According to the document establishing “the President’s Advisory 1776 Commission” Monday, allegations that America is systematically racist “place rising generations in jeopardy of a crippling self-doubt that could cause them to abandon faith in the common story that binds us to one another across our differences.”

Huh? 

Trump’s been on this kick for months.

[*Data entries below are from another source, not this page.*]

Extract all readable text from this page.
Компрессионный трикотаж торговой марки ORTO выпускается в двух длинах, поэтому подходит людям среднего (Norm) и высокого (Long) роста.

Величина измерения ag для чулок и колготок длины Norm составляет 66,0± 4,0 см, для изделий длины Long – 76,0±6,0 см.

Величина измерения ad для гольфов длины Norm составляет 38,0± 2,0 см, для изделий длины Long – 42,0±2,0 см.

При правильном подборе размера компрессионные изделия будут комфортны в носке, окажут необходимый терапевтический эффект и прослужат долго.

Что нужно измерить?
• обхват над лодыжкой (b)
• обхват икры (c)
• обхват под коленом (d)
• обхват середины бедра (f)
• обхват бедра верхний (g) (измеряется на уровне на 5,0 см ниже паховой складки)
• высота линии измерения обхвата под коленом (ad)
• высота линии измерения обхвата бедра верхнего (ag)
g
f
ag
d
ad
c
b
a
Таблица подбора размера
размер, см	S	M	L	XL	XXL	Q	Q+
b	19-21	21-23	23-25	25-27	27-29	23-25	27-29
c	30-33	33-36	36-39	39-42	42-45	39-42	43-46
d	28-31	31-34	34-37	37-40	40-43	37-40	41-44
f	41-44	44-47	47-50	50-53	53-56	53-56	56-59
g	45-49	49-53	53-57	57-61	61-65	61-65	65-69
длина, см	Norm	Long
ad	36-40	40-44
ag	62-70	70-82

In a speech at Mount Rushmore on July 4th, for example, he warned of “a new far-left fascism” in schools, in newsrooms and on corporate boards.

“If you do not speak its language, perform its rituals, recite its mantras, and follow its commandments, then you will be censored, banished, blacklisted, persecuted, and punished,” Trump said. 

Trump’s order makes four references to “patriotic education,” at one point defining the phrase as “the presentation of the history of the American founding and foundational principles, the examination of how the United States has grown closer to those principles throughout its history, and the explanation of why commitment to America’s aspirations is beneficial and justified.” 

The order attacked the “radicalized view of American history” that “has vilified our Founders” and which threatens to “erase the bonds that knit our country and culture together.”  

“Viewing America as an irredeemably and systemically racist country cannot account for the extraordinary role of the great heroes of the American movement against slavery and for civil rights — a great moral endeavor that, from Abraham Lincoln to Martin Luther King, Jr., was marked by religious fellowship, good will, generosity of heart, an emphasis on our shared principles, and an inclusive vision for the future,” the order said. 

The “1776 Commission,” per Trump’s order, will produce a report within a year “regarding the core principles of the American founding and how these principles may be understood to further enjoyment of ‘the blessings of liberty’ and to promote our striving ‘to form a more perfect Union.’”

But even in its name, the 1776 Commission appears to be part of Trump’s response to the 1619 Project, a New York Times Magazine package that examined the legacy of slavery in American history. 

New York University Professor Ruth Ben-Ghiat, an expert on authoritarianism, told TPM during a phone interview in September that the notion of teaching kids about the country’s racist past and how it bleeds into the present moment “goes against everything Trump has been in office to do, which is enact white hegemony.”

“It’s about shutting down certain conversations and allowing others,” Ben-Ghiat said. “Trump is only interested in one truth.”

But Trump’s attacks against the 1619 Project being offered as school curricula seem to have backfired somewhat.

Mark Schulte, who directs the national K-12 education program for the Pulitzer Center, told TPM that Trump’s tweet on September 6 threatening to pull funding over schools using 1619 Project lesson plans led to a major spike in interest among teachers.

In the 19 days following the tweet, the Pulitzer Center received 421 survey responses from teachers who decided to incorporate the project in their classes. In contrast, only 145 surveys had been submitted 19 days before the President’s tweet.